The argument for non-Islamic sovereigns issuing sukuk, which are a difficult and laborious type of trade to structure, is typically built on two main pillars.
Firstly, that eventually the diversification of funding will bring down yields on a country’s conventional paper. Secondly, that printing sukuk helps tighten ties to the Middle East and the world of Islamic finance — the UK and Luxembourg both said that this second rationale was the main goal in their sukuk plans.
But lowering average funding costs via the use of sukuk is a long game. Turkey paid 25bp over its conventional curve for its most recent sukuk and South Africa is expected to be priced similarly. Even Indonesia — after five years of regular sukuk sales — has only cut its sukuk premium to 15bp-30bp. Sukuk is a format that should be used by issuers that can pay that extra without too much hand wringing, or that can price sukuk flat to the conventional curve. South Africa is in neither camp, and nor has it run out of demand for its conventional paper.
Neither has the sovereign shown a strong desire to become a hub of Islamic financing. The UK has several Islamic banks and the London Stock Exchange boasts a bevy of listed sukuk. Hong Kong has Malaysia — the sukuk market’s most prolific country — on its doorstep. South Africa has no strong links to the Islamic world, which itself raises questions for Islamic accounts considering buying this debt. While the documentation may be Shariah compliant, it is difficult to think of South Africa as chiming in perfect harmony with the growth of that market, as the UK does for example with its six Islamic banks.

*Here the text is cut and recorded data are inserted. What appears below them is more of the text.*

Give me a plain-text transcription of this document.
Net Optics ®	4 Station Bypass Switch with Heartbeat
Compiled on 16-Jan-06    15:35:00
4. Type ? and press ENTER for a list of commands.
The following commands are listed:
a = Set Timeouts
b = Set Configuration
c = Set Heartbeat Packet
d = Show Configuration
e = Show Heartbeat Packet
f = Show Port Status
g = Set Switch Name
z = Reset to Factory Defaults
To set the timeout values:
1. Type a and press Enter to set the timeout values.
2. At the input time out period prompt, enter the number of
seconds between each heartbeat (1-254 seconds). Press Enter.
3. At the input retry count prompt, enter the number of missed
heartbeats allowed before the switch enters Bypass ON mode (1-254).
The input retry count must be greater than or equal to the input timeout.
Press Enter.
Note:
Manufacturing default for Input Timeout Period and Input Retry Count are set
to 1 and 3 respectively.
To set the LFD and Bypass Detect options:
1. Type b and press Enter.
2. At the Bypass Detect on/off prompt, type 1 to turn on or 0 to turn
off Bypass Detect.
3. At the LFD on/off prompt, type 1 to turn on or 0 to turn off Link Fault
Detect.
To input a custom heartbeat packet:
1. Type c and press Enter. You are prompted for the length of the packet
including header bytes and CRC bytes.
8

While the Islamic investor base is undoubtedly keen to geographically diversify their holdings, some market participants have questioned whether Islamic investors should be buying paper of an issuer with such weak connections to Islam, as they have questioned the sukuk plans of Goldman Sachs and Russia.
South Africa should be applauded for the sophisticated spirit in which it has approached the capital markets, but it seems a strange time and place for sukuk.